In its efforts to reduce the number of vehicles blocking public bus routes, the MTA is expanding its surveillance program as a means of catching those motorists who are illegally double parked.
On Tuesday, the agency signed a $114 million contract to install cameras on thousands of buses that will automatically ticket drivers along their routes. MTA officials said they plan to have the cameras on nearly 1,000 buses by the end of the year, and in three years, the agency plans to have them on around 2,000 buses, which is more than a third of its whole fleet.
Drivers will only face a fine if they’re caught obstructing a bus route or stop for more than five minutes, and for that to work, two buses equipped with the cameras will need to pass the same illegally parked car.
“Our hope is we probably won’t get to the entire fleet because that’s probably unnecessary to change behavior,” New York City Transit President Richard Davey said on Tuesday. “But over the next couple of years we’ll see how this improves bus speeds.”
This deal expands an MTA pilot program that has installed cameras on roughly 600 buses to issue parking tickets since 2019, but only to drivers parked in bus lanes. The new technology advances that program, and allows the equipment to also ticket any driver double parked along bus routes without bus lanes, as well as cars illegally parked in front of bus stops.
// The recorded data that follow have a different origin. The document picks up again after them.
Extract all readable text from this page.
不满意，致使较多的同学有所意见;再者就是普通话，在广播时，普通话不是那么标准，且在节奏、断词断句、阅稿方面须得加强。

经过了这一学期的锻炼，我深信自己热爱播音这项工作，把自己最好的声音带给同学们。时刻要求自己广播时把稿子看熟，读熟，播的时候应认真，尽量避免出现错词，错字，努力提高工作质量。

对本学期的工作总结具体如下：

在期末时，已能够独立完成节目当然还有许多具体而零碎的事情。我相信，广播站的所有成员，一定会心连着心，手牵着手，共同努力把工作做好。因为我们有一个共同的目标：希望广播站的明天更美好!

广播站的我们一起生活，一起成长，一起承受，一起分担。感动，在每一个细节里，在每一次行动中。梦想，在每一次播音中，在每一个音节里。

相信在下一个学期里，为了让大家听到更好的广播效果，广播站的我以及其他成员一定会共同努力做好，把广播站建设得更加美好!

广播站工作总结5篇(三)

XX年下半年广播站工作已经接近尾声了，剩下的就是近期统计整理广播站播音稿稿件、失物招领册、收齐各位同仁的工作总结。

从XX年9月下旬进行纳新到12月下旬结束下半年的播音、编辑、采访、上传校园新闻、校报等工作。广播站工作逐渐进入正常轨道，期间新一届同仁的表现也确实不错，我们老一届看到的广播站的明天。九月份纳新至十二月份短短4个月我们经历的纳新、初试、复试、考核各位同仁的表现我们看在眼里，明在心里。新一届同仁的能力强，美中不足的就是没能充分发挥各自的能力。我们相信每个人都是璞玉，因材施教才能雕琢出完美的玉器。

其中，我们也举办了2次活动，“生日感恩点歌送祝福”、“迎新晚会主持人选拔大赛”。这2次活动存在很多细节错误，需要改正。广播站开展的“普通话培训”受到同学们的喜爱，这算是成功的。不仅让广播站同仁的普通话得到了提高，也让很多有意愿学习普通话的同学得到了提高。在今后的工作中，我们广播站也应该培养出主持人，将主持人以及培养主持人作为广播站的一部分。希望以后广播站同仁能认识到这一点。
According to MTA officials, the older bus cameras have issued 328,000 tickets since 2019, and the speed rate of buses with the technology on their route has increased roughly 5%.
“Automated camera enforcement is a huge advance toward the fast, reliable bus service New Yorkers need and deserve,” Riders Alliance spokesperson Danny Pearlstein wrote in a statement. “More than 2 million riders every day are stuck on the slowest buses in the nation. Double parking is an enormous obstacle to better buses. Thanks to last year’s state budget, double parkers are on notice that bus routes are for bus riders not car storage.”
The first time a driver is caught by one of the cameras, drivers will face a $50 fine. The citation rises to $250 if they’re caught five or more times in a 12-month period.